Abstracting Fairness: Oracles, Metrics, and Interpretability
- URL: http://arxiv.org/abs/2004.01840v1
- Date: Sat, 4 Apr 2020 03:14:53 GMT
- Title: Abstracting Fairness: Oracles, Metrics, and Interpretability
- Authors: Cynthia Dwork, Christina Ilvento, Guy N. Rothblum, Pragya Sur
- Abstract summary: We examine what can be learned from a fairness oracle equipped with an underlying understanding of true'' fairness.
Our results have implications for interpretablity -- a highly desired but poorly defined property of classification systems.
- Score: 21.59432019966861
- License: http://arxiv.org/licenses/nonexclusive-distrib/1.0/
- Abstract: It is well understood that classification algorithms, for example, for
deciding on loan applications, cannot be evaluated for fairness without taking
context into account. We examine what can be learned from a fairness oracle
equipped with an underlying understanding of ``true'' fairness.
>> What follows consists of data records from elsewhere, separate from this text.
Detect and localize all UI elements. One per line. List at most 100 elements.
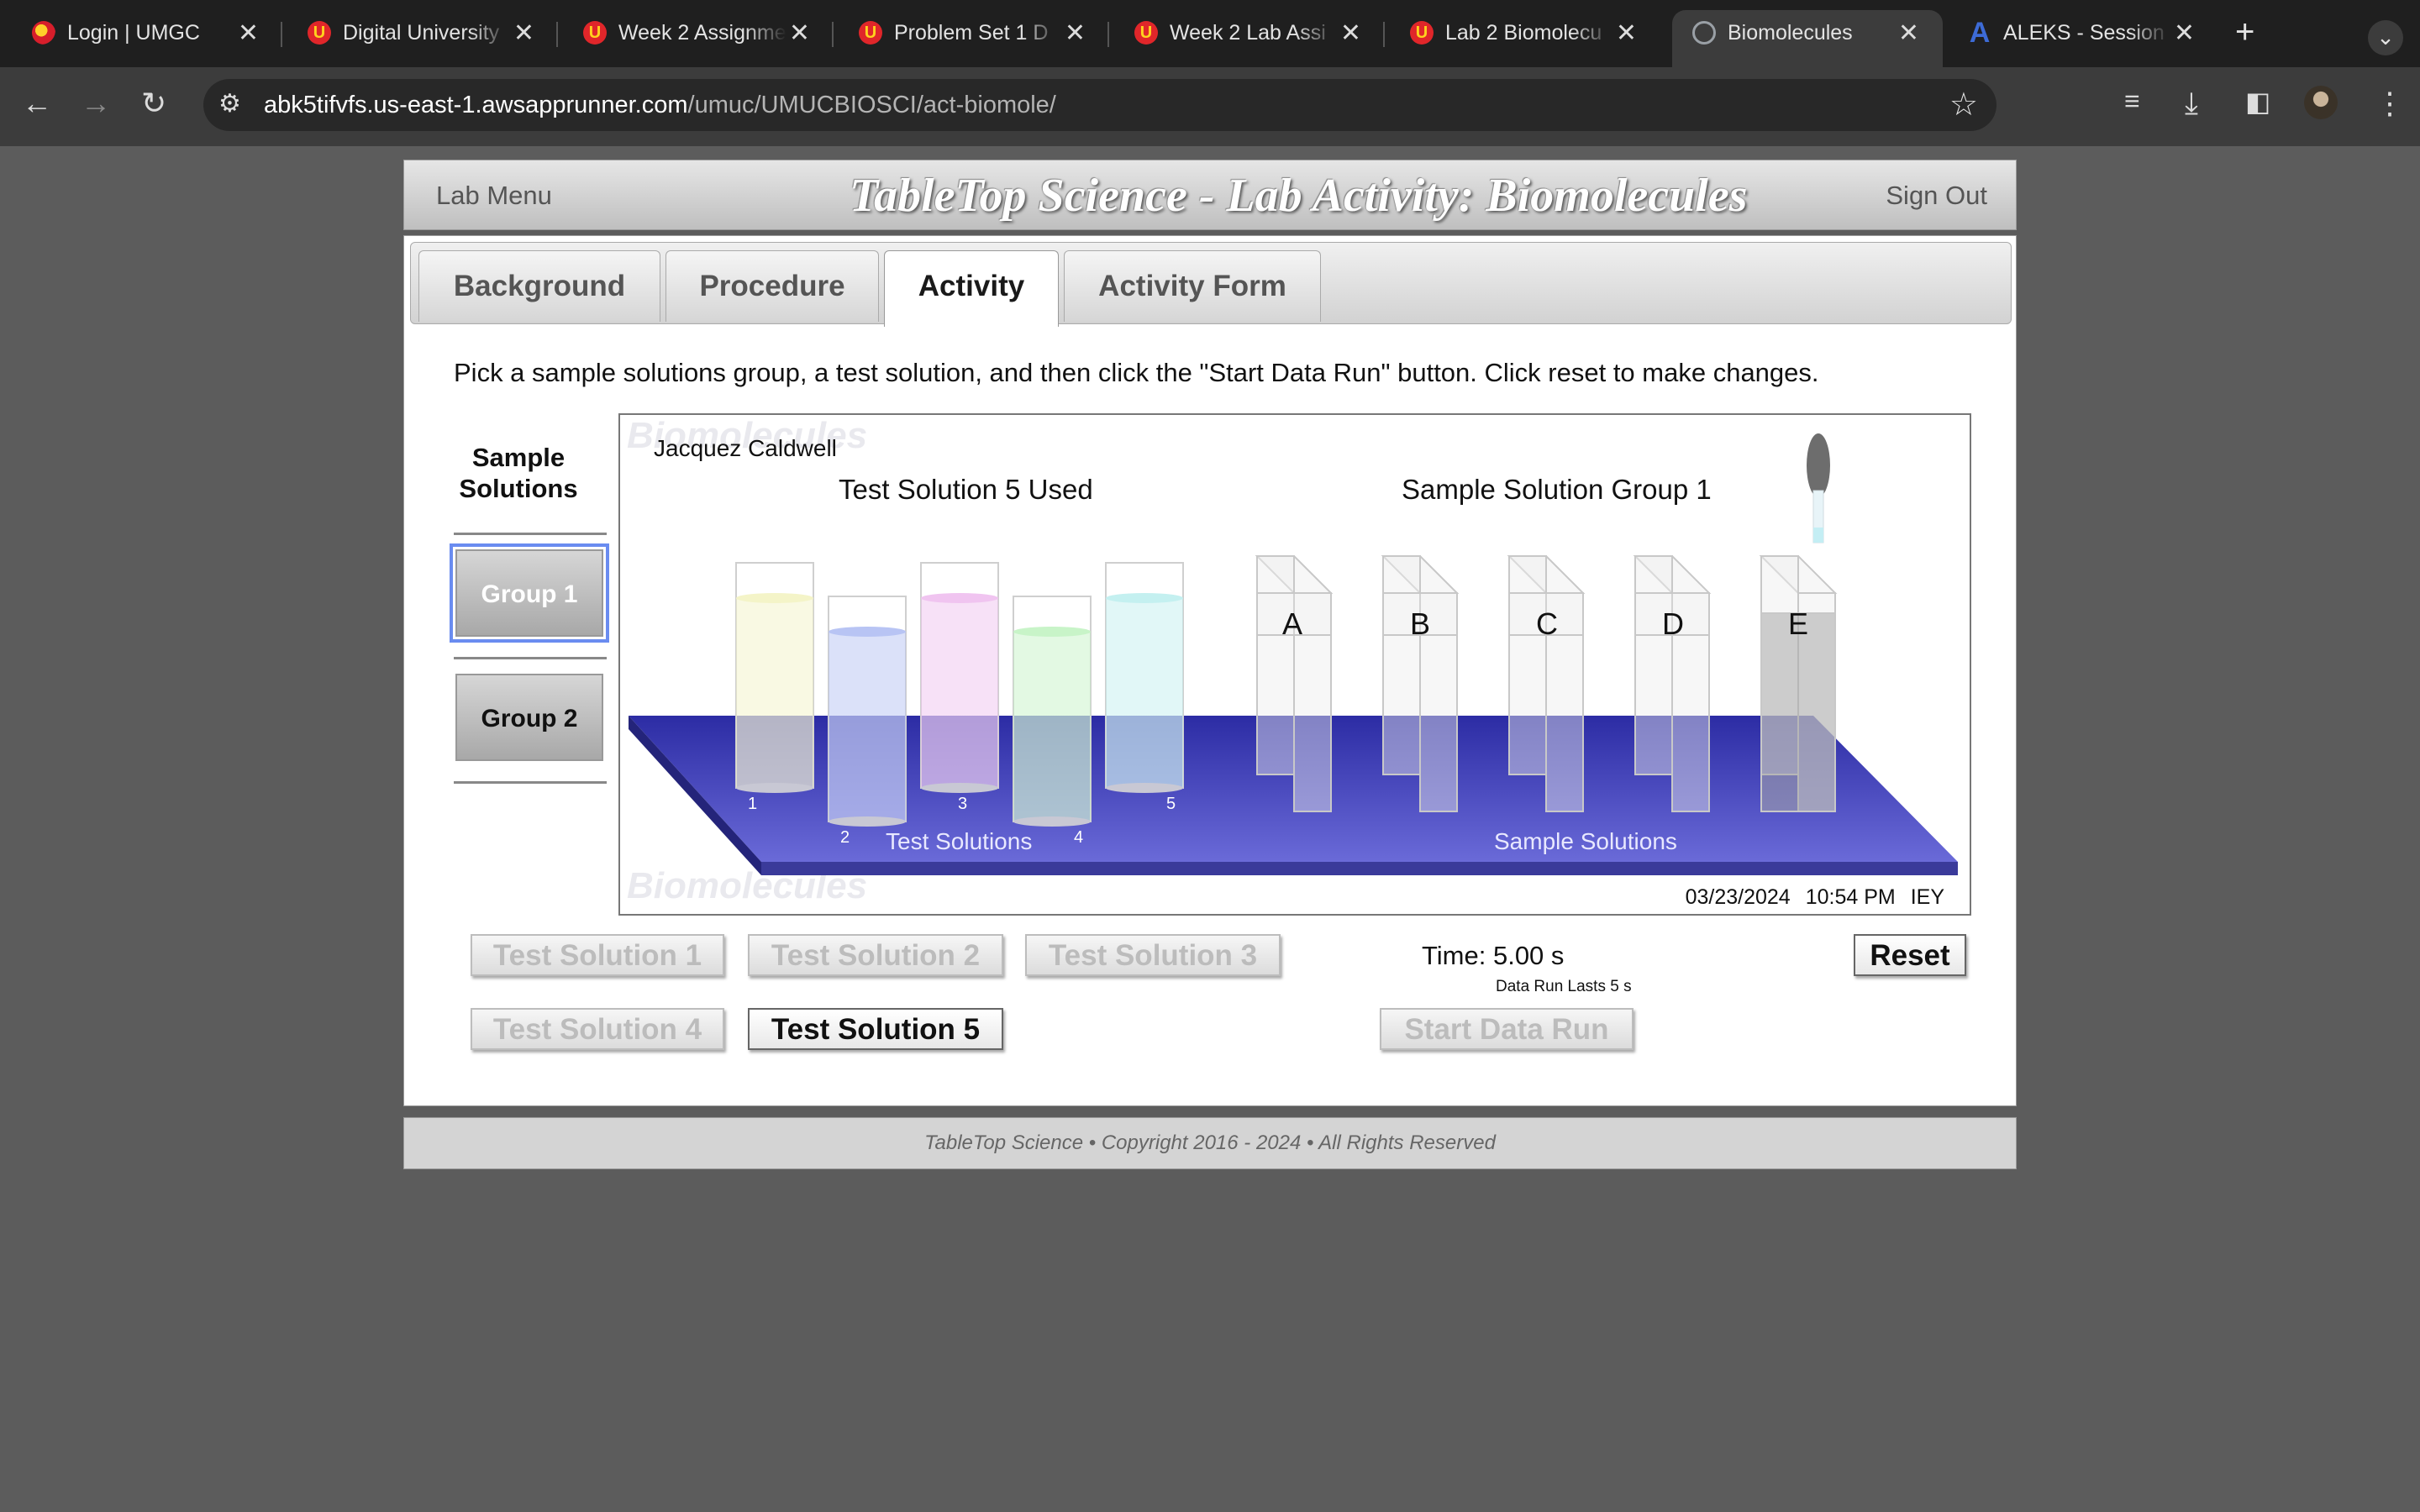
page-title: TableTop Science - Lab Activity: Biomole… (850, 170, 1748, 222)
reading-list-icon[interactable]: ≡ (2124, 86, 2140, 117)
umgc-u-icon: U (1134, 21, 1158, 45)
browser-menu-icon[interactable]: ⋮ (2375, 86, 2405, 121)
back-icon[interactable]: ← (22, 86, 52, 121)
group-2-button[interactable]: Group 2 (455, 674, 603, 761)
browser-tab[interactable]: Login | UMGC ✕ (12, 10, 282, 55)
well-b[interactable] (1381, 555, 1460, 812)
divider (454, 533, 607, 535)
tab-title: Problem Set 1 D (894, 21, 1049, 45)
forward-icon[interactable]: → (81, 86, 111, 121)
new-tab-button[interactable]: + (2235, 13, 2254, 51)
test-solution-3-button[interactable]: Test Solution 3 (1025, 934, 1281, 976)
tab-activity[interactable]: Activity (884, 250, 1059, 327)
test-solution-4-button[interactable]: Test Solution 4 (471, 1008, 724, 1050)
sample-group-label: Sample Solution Group 1 (1402, 474, 1712, 505)
reset-button[interactable]: Reset (1854, 934, 1966, 976)
tab-search-icon[interactable]: ⌄ (2368, 20, 2403, 55)
reload-icon[interactable]: ↻ (141, 86, 166, 121)
sample-solutions-label: Sample Solutions (1494, 828, 1677, 854)
tube-number: 4 (1074, 828, 1084, 847)
browser-toolbar: ← → ↻ ⚙ abk5tifvfs.us-east-1.awsapprunne… (0, 67, 2420, 146)
umgc-u-icon: U (308, 21, 331, 45)
profile-avatar[interactable] (2304, 86, 2338, 119)
test-solutions-label: Test Solutions (886, 828, 1033, 854)
tube-1[interactable] (735, 562, 814, 793)
aleks-icon: A (1969, 17, 1991, 49)
tab-title: Week 2 Assignment (618, 21, 786, 45)
tube-number: 3 (958, 795, 968, 813)
url-text[interactable]: abk5tifvfs.us-east-1.awsapprunner.com/um… (264, 92, 1056, 119)
student-name: Jacquez Caldwell (654, 435, 837, 461)
test-solution-2-button[interactable]: Test Solution 2 (748, 934, 1003, 976)
app-header: Lab Menu TableTop Science - Lab Activity… (403, 160, 2017, 230)
browser-tab[interactable]: U Week 2 Lab Assi ✕ (1114, 10, 1385, 55)
browser-tab[interactable]: U Lab 2 Biomolecu ✕ (1390, 10, 1660, 55)
instructions-text: Pick a sample solutions group, a test so… (454, 358, 1819, 387)
tab-title: Lab 2 Biomolecu (1445, 21, 1602, 45)
close-tab-icon[interactable]: ✕ (1065, 18, 1086, 48)
platform-edge (761, 862, 1958, 875)
well-label: D (1662, 606, 1684, 641)
well-label: B (1410, 606, 1431, 641)
browser-tab[interactable]: U Digital University ✕ (287, 10, 558, 55)
well-label: E (1788, 606, 1809, 641)
lab-menu-link[interactable]: Lab Menu (436, 181, 552, 211)
test-solution-used-label: Test Solution 5 Used (839, 474, 1093, 505)
tab-title: Biomolecules (1728, 21, 1853, 45)
close-tab-icon[interactable]: ✕ (513, 18, 534, 48)
well-label: A (1282, 606, 1303, 641)
run-duration-note: Data Run Lasts 5 s (1496, 978, 1632, 995)
close-tab-icon[interactable]: ✕ (1616, 18, 1637, 48)
tube-3[interactable] (920, 562, 999, 793)
test-solution-5-button[interactable]: Test Solution 5 (748, 1008, 1003, 1050)
sample-solutions-heading: Sample Solutions (459, 443, 578, 503)
tube-number: 1 (748, 795, 758, 813)
tube-4[interactable] (1013, 596, 1092, 827)
bookmark-star-icon[interactable]: ☆ (1949, 86, 1978, 123)
test-solution-1-button[interactable]: Test Solution 1 (471, 934, 724, 976)
tab-title: Week 2 Lab Assi (1170, 21, 1326, 45)
tab-background[interactable]: Background (418, 250, 660, 322)
close-tab-icon[interactable]: ✕ (1340, 18, 1361, 48)
footer: TableTop Science • Copyright 2016 - 2024… (403, 1117, 2017, 1169)
umgc-u-icon: U (859, 21, 882, 45)
timestamp: 03/23/2024 10:54 PM IEY (1685, 885, 1944, 909)
browser-tab[interactable]: U Problem Set 1 D ✕ (839, 10, 1109, 55)
browser-tab[interactable]: U Week 2 Assignment ✕ (563, 10, 834, 55)
side-panel-icon[interactable]: ◧ (2245, 86, 2270, 118)
globe-icon (1692, 21, 1716, 45)
browser-tab-strip: Login | UMGC ✕ U Digital University ✕ U … (0, 0, 2420, 67)
browser-tab[interactable]: A ALEKS - Session ✕ (1948, 10, 2218, 55)
lab-stage: Biomolecules Biomolecules Jacquez Caldwe… (618, 413, 1971, 916)
divider (454, 657, 607, 659)
lab-app: Lab Menu TableTop Science - Lab Activity… (403, 160, 2017, 1169)
well-a[interactable] (1255, 555, 1334, 812)
well-d[interactable] (1633, 555, 1712, 812)
tube-number: 5 (1166, 795, 1176, 813)
tube-2[interactable] (828, 596, 907, 827)
browser-tab-active[interactable]: Biomolecules ✕ (1672, 10, 1943, 67)
close-tab-icon[interactable]: ✕ (789, 18, 810, 48)
close-tab-icon[interactable]: ✕ (1898, 18, 1919, 48)
tab-procedure[interactable]: Procedure (666, 250, 879, 322)
group-1-button[interactable]: Group 1 (450, 543, 609, 643)
well-c[interactable] (1507, 555, 1586, 812)
start-data-run-button[interactable]: Start Data Run (1380, 1008, 1634, 1050)
download-icon[interactable]: ⤓ (2185, 86, 2198, 122)
tube-5[interactable] (1105, 562, 1184, 793)
dropper (1807, 433, 1830, 543)
umgc-u-icon: U (1410, 21, 1434, 45)
close-tab-icon[interactable]: ✕ (238, 18, 259, 48)
tab-title: Login | UMGC (67, 21, 200, 45)
site-info-icon[interactable]: ⚙ (218, 89, 241, 118)
divider (454, 781, 607, 784)
time-readout: Time: 5.00 s (1422, 941, 1565, 970)
tube-number: 2 (840, 828, 850, 847)
tab-activity-form[interactable]: Activity Form (1064, 250, 1321, 322)
sign-out-link[interactable]: Sign Out (1886, 181, 1987, 211)
close-tab-icon[interactable]: ✕ (2174, 18, 2195, 48)
lab-scene (629, 433, 1958, 875)
well-e[interactable] (1759, 555, 1838, 812)
address-bar[interactable]: ⚙ abk5tifvfs.us-east-1.awsapprunner.com/… (203, 79, 1996, 131)
well-label: C (1536, 606, 1558, 641)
The oracle
takes as input a (context, classifier) pair satisfying an arbitrary fairness
definition, and accepts or rejects the pair according to whether the classifier
satisfies the underlying fairness truth. Our principal conceptual result is an
extraction procedure that learns the underlying truth; moreover, the procedure
can learn an approximation to this truth given access to a weak form of the
oracle. Since every ``truly fair'' classifier induces a coarse metric, in which
those receiving the same decision are at distance zero from one another and
those receiving different decisions are at distance one, this extraction
process provides the basis for ensuring a rough form of metric fairness, also
known as individual fairness. Our principal technical result is a higher
fidelity extractor under a mild technical constraint on the weak oracle's
conception of fairness. Our framework permits the scenario in which many
classifiers, with differing outcomes, may all be considered fair. Our results
have implications for interpretablity -- a highly desired but poorly defined
property of classification systems that endeavors to permit a human arbiter to
reject classifiers deemed to be ``unfair'' or illegitimately derived.